Когда дядя Бен или «Вениамин Добиньи, эсквайр», как его уже величали на столбцах «Star», проводил мисс Кресси Мак-Кинстри домой, после первых знаков внимания и гостеприимства, сопровождавших его переход к богатству и высшему положению в обществе, он несколько минут провел в состоянии оторопелого и сияющего благополучия. Правда, что встреча их была случайная; правда, что Кресси приняла его услуги с ленивой насмешкой; правда, что она внезапно бросила его на опушке леса Мак-Кинстри, бросила так неожиданно и даже невежливо, что менее добродушный человек непременно бы обиделся, но все это нисколько не испортило удовольствия дяди Бена. Весьма вероятно даже, что он объяснил бегство Кресси ее девической скромностью, сообразив, что его застенчивое ухаживание было слишком явно и навязчиво, и это только усилило его восхищение Кресси и его уверенность в самом себе.

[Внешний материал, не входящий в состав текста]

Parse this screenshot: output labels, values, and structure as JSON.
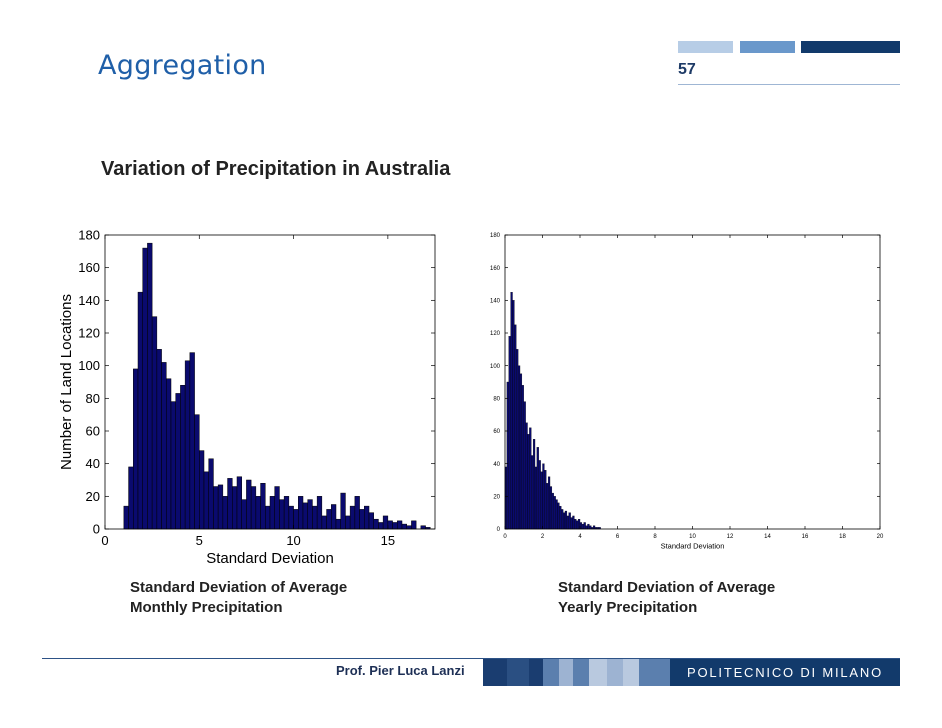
{
  "slide": {
    "title": "Aggregation",
    "number": "57",
    "subtitle": "Variation of Precipitation in Australia"
  },
  "captions": {
    "left_line1": "Standard Deviation of Average",
    "left_line2": "Monthly Precipitation",
    "right_line1": "Standard Deviation of Average",
    "right_line2": "Yearly Precipitation"
  },
  "footer": {
    "author": "Prof. Pier Luca Lanzi",
    "logo_text": "POLITECNICO DI MILANO"
  },
  "colors": {
    "title_blue": "#1f5fa8",
    "bar_fill": "#0a0a6e",
    "bar_stroke": "#000000",
    "footer_navy": "#123a6b"
  },
  "chart_data": [
    {
      "type": "bar",
      "histogram": true,
      "bin_width": 0.25,
      "x": [
        1.0,
        1.25,
        1.5,
        1.75,
        2.0,
        2.25,
        2.5,
        2.75,
        3.0,
        3.25,
        3.5,
        3.75,
        4.0,
        4.25,
        4.5,
        4.75,
        5.0,
        5.25,
        5.5,
        5.75,
        6.0,
        6.25,
        6.5,
        6.75,
        7.0,
        7.25,
        7.5,
        7.75,
        8.0,
        8.25,
        8.5,
        8.75,
        9.0,
        9.25,
        9.5,
        9.75,
        10.0,
        10.25,
        10.5,
        10.75,
        11.0,
        11.25,
        11.5,
        11.75,
        12.0,
        12.25,
        12.5,
        12.75,
        13.0,
        13.25,
        13.5,
        13.75,
        14.0,
        14.25,
        14.5,
        14.75,
        15.0,
        15.25,
        15.5,
        15.75,
        16.0,
        16.25,
        16.5,
        16.75,
        17.0
      ],
      "values": [
        14,
        38,
        98,
        145,
        172,
        175,
        130,
        110,
        102,
        92,
        78,
        83,
        88,
        103,
        108,
        70,
        48,
        35,
        43,
        26,
        27,
        20,
        31,
        26,
        32,
        18,
        30,
        26,
        20,
        28,
        14,
        20,
        26,
        18,
        20,
        14,
        12,
        20,
        16,
        18,
        14,
        20,
        8,
        12,
        15,
        6,
        22,
        8,
        14,
        20,
        12,
        14,
        10,
        6,
        4,
        8,
        5,
        4,
        5,
        3,
        2,
        5,
        0,
        2,
        1
      ],
      "xlim": [
        0,
        17.5
      ],
      "ylim": [
        0,
        180
      ],
      "xticks": [
        0,
        5,
        10,
        15
      ],
      "yticks": [
        0,
        20,
        40,
        60,
        80,
        100,
        120,
        140,
        160,
        180
      ],
      "xlabel": "Standard Deviation",
      "ylabel": "Number of Land Locations",
      "grid": false
    },
    {
      "type": "bar",
      "histogram": true,
      "bin_width": 0.1,
      "x": [
        0.0,
        0.1,
        0.2,
        0.3,
        0.4,
        0.5,
        0.6,
        0.7,
        0.8,
        0.9,
        1.0,
        1.1,
        1.2,
        1.3,
        1.4,
        1.5,
        1.6,
        1.7,
        1.8,
        1.9,
        2.0,
        2.1,
        2.2,
        2.3,
        2.4,
        2.5,
        2.6,
        2.7,
        2.8,
        2.9,
        3.0,
        3.1,
        3.2,
        3.3,
        3.4,
        3.5,
        3.6,
        3.7,
        3.8,
        3.9,
        4.0,
        4.1,
        4.2,
        4.3,
        4.4,
        4.5,
        4.6,
        4.7,
        4.8,
        4.9,
        5.0
      ],
      "values": [
        38,
        90,
        118,
        145,
        140,
        125,
        110,
        100,
        95,
        88,
        78,
        65,
        58,
        62,
        45,
        55,
        38,
        50,
        42,
        35,
        40,
        36,
        28,
        32,
        26,
        22,
        20,
        18,
        16,
        14,
        12,
        10,
        11,
        8,
        10,
        7,
        8,
        6,
        5,
        6,
        4,
        3,
        4,
        2,
        3,
        2,
        1,
        2,
        1,
        1,
        1
      ],
      "xlim": [
        0,
        20
      ],
      "ylim": [
        0,
        180
      ],
      "xticks": [
        0,
        2,
        4,
        6,
        8,
        10,
        12,
        14,
        16,
        18,
        20
      ],
      "yticks": [
        0,
        20,
        40,
        60,
        80,
        100,
        120,
        140,
        160,
        180
      ],
      "xlabel": "Standard Deviation",
      "ylabel": "",
      "grid": false
    }
  ]
}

В веселых размышлениях он и не заметил, как добрался до школьного домика, но там вдруг остановился. Слабый шум, вроде пиления дерева, привлек его внимание. Учитель, очевидно, был в школе. Если он один, то он поговорит с ним.
Он подошел к окну, заглянул в него и в одно мгновение ока всю его веселую рассеянность как рукой сняло. Он осторожно подкрался к двери, попытался отворить ее, но увидя, что она заперта, поналег могучим плечом и высадил замок.
Он вошел в комнату в тот момент, как Сет Девис испуганный, но разъяренный, приподнялся из-за конторки учителя, которую он только что сломал. Он едва успел спрятать нечто в карман и закрыть конторку, когда к нему подошел дядя Бен.